Ajaccio, ce vendredi [octobre 1880].

      Je suis bien en retard, ma chère cousine, et il y a longtemps que j'aurais dû vous écrire pour vous remercier de votre aimable hospitalité. Mais depuis mon départ d'Étretat, j'ai vécu d'une façon si décousue que je n'ai point trouvé le temps d'écrire un billet de dix lignes.

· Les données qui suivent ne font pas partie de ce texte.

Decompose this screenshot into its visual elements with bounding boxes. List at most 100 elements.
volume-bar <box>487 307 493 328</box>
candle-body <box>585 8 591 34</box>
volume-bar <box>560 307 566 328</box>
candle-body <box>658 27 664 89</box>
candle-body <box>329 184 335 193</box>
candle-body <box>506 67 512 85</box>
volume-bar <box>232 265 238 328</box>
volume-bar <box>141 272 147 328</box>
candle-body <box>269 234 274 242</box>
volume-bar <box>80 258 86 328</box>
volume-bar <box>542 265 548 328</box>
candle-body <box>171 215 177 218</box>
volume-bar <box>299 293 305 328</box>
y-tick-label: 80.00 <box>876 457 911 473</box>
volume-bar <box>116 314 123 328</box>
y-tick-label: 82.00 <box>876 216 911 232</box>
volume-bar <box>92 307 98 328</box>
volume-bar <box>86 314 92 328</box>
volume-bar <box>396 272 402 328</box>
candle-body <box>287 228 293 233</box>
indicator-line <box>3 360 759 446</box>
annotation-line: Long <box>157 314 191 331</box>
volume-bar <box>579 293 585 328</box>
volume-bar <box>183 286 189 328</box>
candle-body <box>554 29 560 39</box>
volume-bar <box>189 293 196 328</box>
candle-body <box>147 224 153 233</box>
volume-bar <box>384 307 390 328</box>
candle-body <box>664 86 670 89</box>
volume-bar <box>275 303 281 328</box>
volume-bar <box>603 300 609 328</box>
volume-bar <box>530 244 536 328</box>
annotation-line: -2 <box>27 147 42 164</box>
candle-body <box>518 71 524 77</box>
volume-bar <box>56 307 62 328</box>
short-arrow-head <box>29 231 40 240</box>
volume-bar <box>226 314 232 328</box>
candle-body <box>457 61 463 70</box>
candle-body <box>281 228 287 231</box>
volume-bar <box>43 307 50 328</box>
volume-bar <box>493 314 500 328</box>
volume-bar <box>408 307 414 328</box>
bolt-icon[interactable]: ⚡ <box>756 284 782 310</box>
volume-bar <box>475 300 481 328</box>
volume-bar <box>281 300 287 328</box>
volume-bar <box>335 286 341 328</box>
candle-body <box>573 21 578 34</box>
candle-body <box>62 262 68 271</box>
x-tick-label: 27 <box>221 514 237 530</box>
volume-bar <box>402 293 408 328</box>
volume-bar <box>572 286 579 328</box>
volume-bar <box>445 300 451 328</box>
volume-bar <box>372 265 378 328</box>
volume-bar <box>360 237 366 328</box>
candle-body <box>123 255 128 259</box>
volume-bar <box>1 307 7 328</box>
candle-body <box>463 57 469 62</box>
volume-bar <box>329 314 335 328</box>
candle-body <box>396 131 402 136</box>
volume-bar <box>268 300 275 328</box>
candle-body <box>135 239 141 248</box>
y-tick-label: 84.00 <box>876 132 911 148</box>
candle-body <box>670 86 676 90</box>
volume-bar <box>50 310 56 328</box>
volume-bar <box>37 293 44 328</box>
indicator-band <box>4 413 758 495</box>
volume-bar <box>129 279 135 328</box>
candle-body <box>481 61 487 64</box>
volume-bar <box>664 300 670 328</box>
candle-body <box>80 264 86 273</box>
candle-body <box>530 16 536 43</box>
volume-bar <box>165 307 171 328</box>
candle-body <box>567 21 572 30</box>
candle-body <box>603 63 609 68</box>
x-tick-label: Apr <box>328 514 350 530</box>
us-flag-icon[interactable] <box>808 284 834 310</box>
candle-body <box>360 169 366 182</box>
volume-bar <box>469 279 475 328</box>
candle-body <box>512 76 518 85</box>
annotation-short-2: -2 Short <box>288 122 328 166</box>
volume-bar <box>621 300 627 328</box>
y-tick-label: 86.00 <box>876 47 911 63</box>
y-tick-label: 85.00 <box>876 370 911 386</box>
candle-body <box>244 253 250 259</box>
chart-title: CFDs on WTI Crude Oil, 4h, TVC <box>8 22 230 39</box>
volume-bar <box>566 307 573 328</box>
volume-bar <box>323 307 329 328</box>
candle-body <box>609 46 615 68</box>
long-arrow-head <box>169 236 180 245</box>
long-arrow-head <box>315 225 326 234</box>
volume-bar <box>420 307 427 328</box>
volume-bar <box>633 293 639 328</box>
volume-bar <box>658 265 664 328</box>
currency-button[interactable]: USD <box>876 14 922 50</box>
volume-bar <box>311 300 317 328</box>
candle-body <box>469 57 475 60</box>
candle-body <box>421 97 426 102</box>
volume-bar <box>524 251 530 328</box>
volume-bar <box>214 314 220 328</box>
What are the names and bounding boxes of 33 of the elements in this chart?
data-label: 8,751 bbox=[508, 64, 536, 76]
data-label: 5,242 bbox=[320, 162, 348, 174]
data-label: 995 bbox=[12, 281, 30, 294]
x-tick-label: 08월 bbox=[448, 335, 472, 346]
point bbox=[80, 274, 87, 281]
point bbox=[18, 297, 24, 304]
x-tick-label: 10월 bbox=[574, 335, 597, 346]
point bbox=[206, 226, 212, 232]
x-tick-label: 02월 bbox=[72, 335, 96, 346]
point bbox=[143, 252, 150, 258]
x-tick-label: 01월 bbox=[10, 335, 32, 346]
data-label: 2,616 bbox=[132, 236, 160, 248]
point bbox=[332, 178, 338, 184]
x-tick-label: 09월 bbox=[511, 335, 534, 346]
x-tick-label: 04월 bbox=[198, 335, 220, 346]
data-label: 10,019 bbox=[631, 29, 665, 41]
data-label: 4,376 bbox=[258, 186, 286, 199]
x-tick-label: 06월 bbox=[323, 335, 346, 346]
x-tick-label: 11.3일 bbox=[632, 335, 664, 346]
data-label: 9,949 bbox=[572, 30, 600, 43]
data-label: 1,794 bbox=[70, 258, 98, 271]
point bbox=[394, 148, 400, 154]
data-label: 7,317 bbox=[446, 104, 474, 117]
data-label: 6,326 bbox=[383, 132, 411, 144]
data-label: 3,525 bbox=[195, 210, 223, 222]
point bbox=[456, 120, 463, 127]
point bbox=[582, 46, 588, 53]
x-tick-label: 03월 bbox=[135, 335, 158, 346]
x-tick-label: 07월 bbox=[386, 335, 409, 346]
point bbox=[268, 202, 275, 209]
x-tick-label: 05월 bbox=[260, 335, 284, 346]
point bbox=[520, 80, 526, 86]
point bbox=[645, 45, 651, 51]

      Je suis en Corse depuis bientôt un mois, et je pars dans huit jours, rappelé par dépêche pour lancer notre journal « La Comédie humaine » qui est enfin fondé. Ma mère me paraît désolée de me voir partir, d'autant plus qu'elle a en ce moment une vraie douleur morale qui a de nouveau ébranlé complètement sa santé. Hervé s'est conduit vis à vis d'elle comme un misérable, en exigeant de l'argent par dépêche télégraphique pour payer ses dettes, puis refusant de se réengager, faisant de nouvelles dettes à Paris et posant des conditions... Je lui ai envoyé 300 francs dont il ne m'a ni remercié ni accusé réception. Si je vous dis toutes ces choses, c'est que ma mère l'envoie à Étretat où elle le nourrira pendant 3 mois, après quoi, elle lui coupera complètement les vivres, s'il n'a pas trouvé à se caser quelque part. Elle vous prie instamment de tenir Hervé à l'écart et surtout de ne pas lui prêter d'argent, car il n'a plus qu'une idée, en emprunter à tout le monde. J'ai grand peur que cette dernière secousse ne soit fatale à ma mère et qu'elle ne s'en relève jamais. Elle serait guérie maintenant sans la conduite stupide et odieuse qu'Hervé mène depuis deux ans. Mais en voilà assez avec ce polisson.
      Je serais bien reconnaissant à Louis de passer chez le nommé F. et de lui dire qu'il m'a volé. J'aurai soin ; quand je parlerai d'Étretat dans une chronique, de recommander spécialement la maison de ce citoyen du derrière. Voilà comment j'ai été pris. En achetant mon horloge, je ne me suis pas fait montrer le cadran de près, bien entendu. Or les ornements du haut et du bas sont seuls du Louis XIV, et appliqués sur un cadran Louis XVI. De plus, le mouvement (où manque toute la sonnerie) est Louis XIII, de sorte que, les horloges Louis XIII n'ayant qu'une aiguille pour indiquer les heures, et les cadrans Louis XVI portant les minutes, c'est tout à fait ridicule. Je n'ai pas d'aiguille à minutes sur un cadran où elles sont marquées - voilà. J'ai porté cette salade d'horlogerie chez l'homme le plus connu de Paris pour réparer ces sortes de choses et il a ri de tout son cœur.
      Je viens de prendre un arrangement avec ma mère qui me cède en toute propriété le potager du Grand Val. Je vais donc y faire édifier un monument suffisant pour m'y loger, y faire la cuisine et même y mettre un lit où couchera Josèphe. (En entendra-t-elle !) Je suis, par conséquent, propriétaire (sic) à Étretat, et à Sartrouville !!!!!
      Mon arrivée à Ajaccio a été un triomphe. Tous les journaux de la ville ont annoncé ma venue en termes magnifiques. Mais je viens de bouleverser tout le parti républicain en maltraitant, dans une chronique, le Préfet de l'endroit. Il paraît qu'il est exaspéré. Gare la vendetta. Je ne sors plus sans un clysopompe à six pointes dans ma poche. Je vais le rattraper dans notre journal où nous insulterons toute autorité établie, à commencer par le nommé Dieu, dont l'autorité d'ailleurs ne me parait pas indiscutable..
      J'ai fait de superbes excursions dans les montagnes. Je chasse, je pêche, je canote à la voile sur la Méditerranée, etc., etc.
      Depuis un mois que je suis ici, nous avons eu deux heures de pluie, un orage qui passait venant de France. Tout le reste du temps le ciel est resté immuablement bleu. Je me baigne deux fois par jour dans la mer tellement tiède qu'on n'éprouve en entrant aucune sensation de fraîcheur. Le thermomètre marque 32 à l'ombre toute la journée. Voilà un climat.
      Adieu, ma chère cousine, je vous baise les mains en vous envoyant mille compliments affectueux, et j'embrasse sur le nez notre grand peintre paysagiste.